Heilsam


Er sagte:
Steh auf, nimm dein Bett und geh!
Ich sagte:
Ich kann nicht.
Herr, bitte hilf mir!
Er sagte:
Steh auf, nimm dein Bett und geh!
Ich sagte:
Ich kann nicht.
Herr, warum hilfst du mir nicht?
Er sagte:
Steh auf, nimm dein Bett und geh!
Ich sagte:
Herr, warum willst du mir nicht helfen?
Er sagte:
Steh auf, nimm dein Bett und geh!
Ich sagte:
Herr, warum hörst du mir nicht zu?
Ich kann nicht!
Er sagte:
Steh auf, nimm dein Bett und geh!
Ich sagte:
Herr, warum antwortest du mir nicht?
Er sagte:
Steh auf, nimm dein Bett und geh!
Ich weinte:
Herr, warum lässt du mich so leiden?
Er sagte:
Steh auf, nimm dein Bett und geh!
Ich schluchzte:
Herr, was habe ich getan
dass du mir nicht helfen willst?
Er sagte:
Steh auf, nimm dein Bett und geh!

Ich schrie:
Herr, hörst du nicht?
Ich kann nicht!
Warum hilfst du mir nicht?
Er sagte:
Steh auf, nimm dein Bett und geh!
Ich wurde zornig:
Herr, warum lässt du mich hier liegen und tust nichts?
Er sagte:
Steh auf, nimm dein Bett und geh!
Ich schrie noch lauter:
Ich will es nicht mehr hören!

Da drehte Er sich um und ging.

Ich rief:
Herr, bitte komm zurück.
Lass mich nicht allein.
Er blickte über die Schulter und sagte:
Steh auf, nimm dein Bett und geh!
Ich krümmte mich zusammen
und heulte vor Angst und Schmerz in mich hinein.
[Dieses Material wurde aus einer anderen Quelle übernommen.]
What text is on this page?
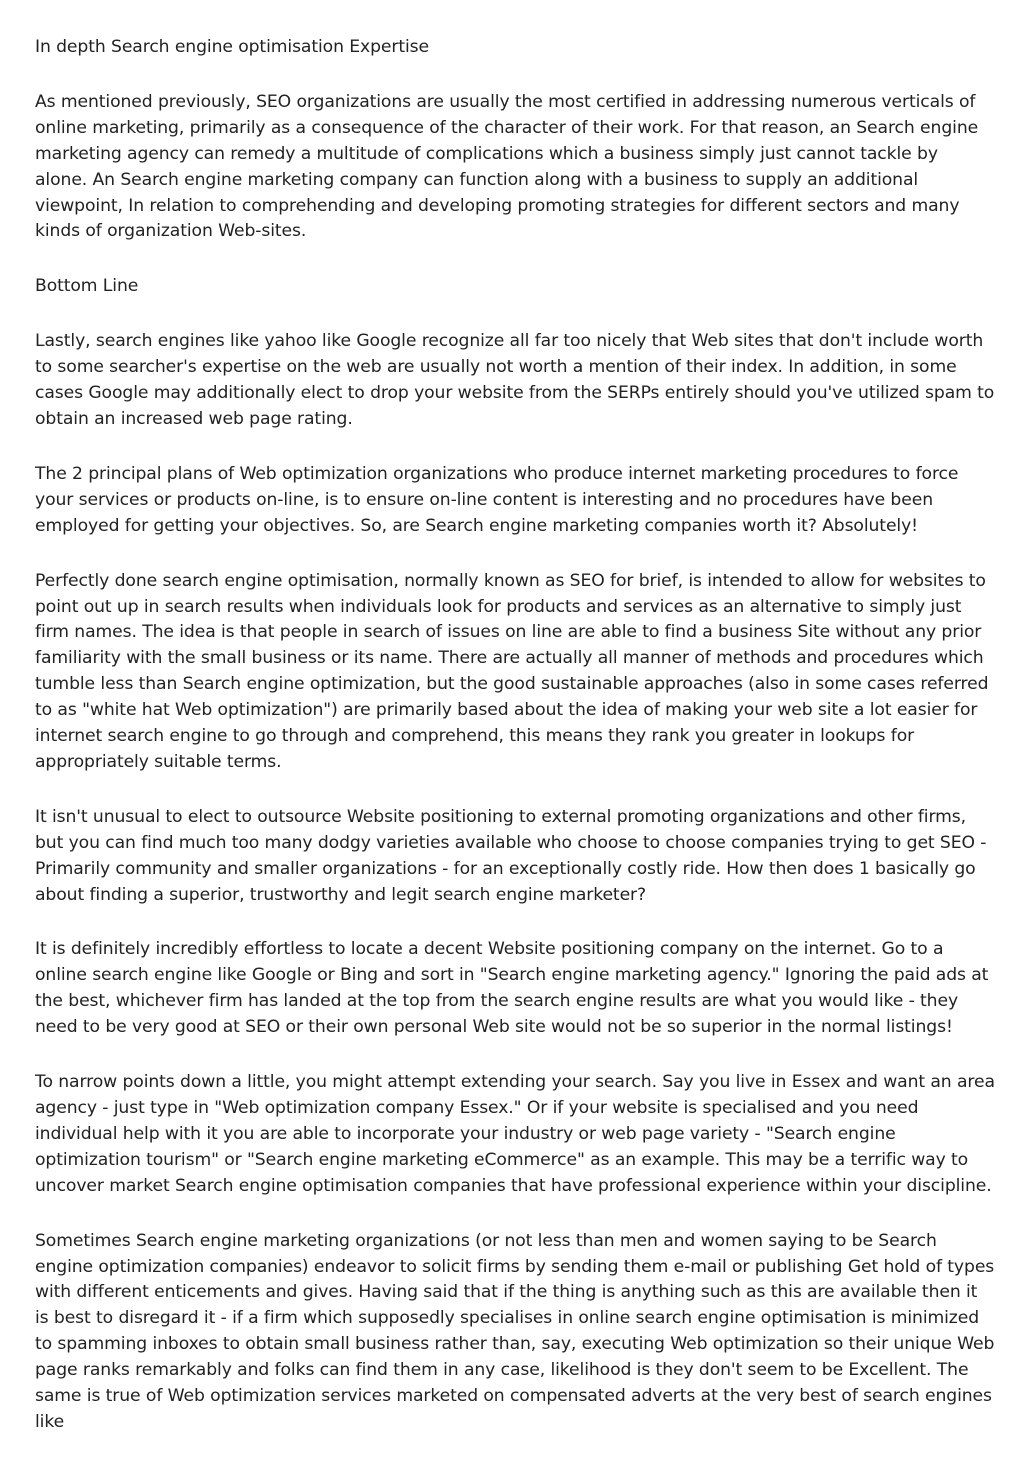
In depth Search engine optimisation Expertise

As mentioned previously, SEO organizations are usually the most certified in addressing numerous verticals of online marketing, primarily as a consequence of the character of their work. For that reason, an Search engine marketing agency can remedy a multitude of complications which a business simply just cannot tackle by alone. An Search engine marketing company can function along with a business to supply an additional viewpoint, In relation to comprehending and developing promoting strategies for different sectors and many kinds of organization Web-sites.

Bottom Line

Lastly, search engines like yahoo like Google recognize all far too nicely that Web sites that don't include worth to some searcher's expertise on the web are usually not worth a mention of their index. In addition, in some cases Google may additionally elect to drop your website from the SERPs entirely should you've utilized spam to obtain an increased web page rating.

The 2 principal plans of Web optimization organizations who produce internet marketing procedures to force your services or products on-line, is to ensure on-line content is interesting and no procedures have been employed for getting your objectives. So, are Search engine marketing companies worth it? Absolutely!

Perfectly done search engine optimisation, normally known as SEO for brief, is intended to allow for websites to point out up in search results when individuals look for products and services as an alternative to simply just firm names. The idea is that people in search of issues on line are able to find a business Site without any prior familiarity with the small business or its name. There are actually all manner of methods and procedures which tumble less than Search engine optimization, but the good sustainable approaches (also in some cases referred to as "white hat Web optimization") are primarily based about the idea of making your web site a lot easier for internet search engine to go through and comprehend, this means they rank you greater in lookups for appropriately suitable terms.

It isn't unusual to elect to outsource Website positioning to external promoting organizations and other firms, but you can find much too many dodgy varieties available who choose to choose companies trying to get SEO - Primarily community and smaller organizations - for an exceptionally costly ride. How then does 1 basically go about finding a superior, trustworthy and legit search engine marketer?

It is definitely incredibly effortless to locate a decent Website positioning company on the internet. Go to a online search engine like Google or Bing and sort in "Search engine marketing agency." Ignoring the paid ads at the best, whichever firm has landed at the top from the search engine results are what you would like - they need to be very good at SEO or their own personal Web site would not be so superior in the normal listings!

To narrow points down a little, you might attempt extending your search. Say you live in Essex and want an area agency - just type in "Web optimization company Essex." Or if your website is specialised and you need individual help with it you are able to incorporate your industry or web page variety - "Search engine optimization tourism" or "Search engine marketing eCommerce" as an example. This may be a terrific way to uncover market Search engine optimisation companies that have professional experience within your discipline.

Sometimes Search engine marketing organizations (or not less than men and women saying to be Search engine optimization companies) endeavor to solicit firms by sending them e-mail or publishing Get hold of types with different enticements and gives. Having said that if the thing is anything such as this are available then it is best to disregard it - if a firm which supposedly specialises in online search engine optimisation is minimized to spamming inboxes to obtain small business rather than, say, executing Web optimization so their unique Web page ranks remarkably and folks can find them in any case, likelihood is they don't seem to be Excellent. The same is true of Web optimization services marketed on compensated adverts at the very best of search engines like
Doch Er ging langsam weiter
und drehte sich nicht mehr um.

Voller Zorn stand ich auf
warf mein Bett hinter ihm her und schrie:
Das kannst du doch nicht machen
Du darfst mich nicht allein lassen,
wo ich dich so brauche.
Herr, bitte erkläre es mir doch wenigstens.
Ich kann es nicht verstehen.
Warum hilfst du mir nicht?

Da drehte Er sich um, lachte und sagte:
Na, endlich!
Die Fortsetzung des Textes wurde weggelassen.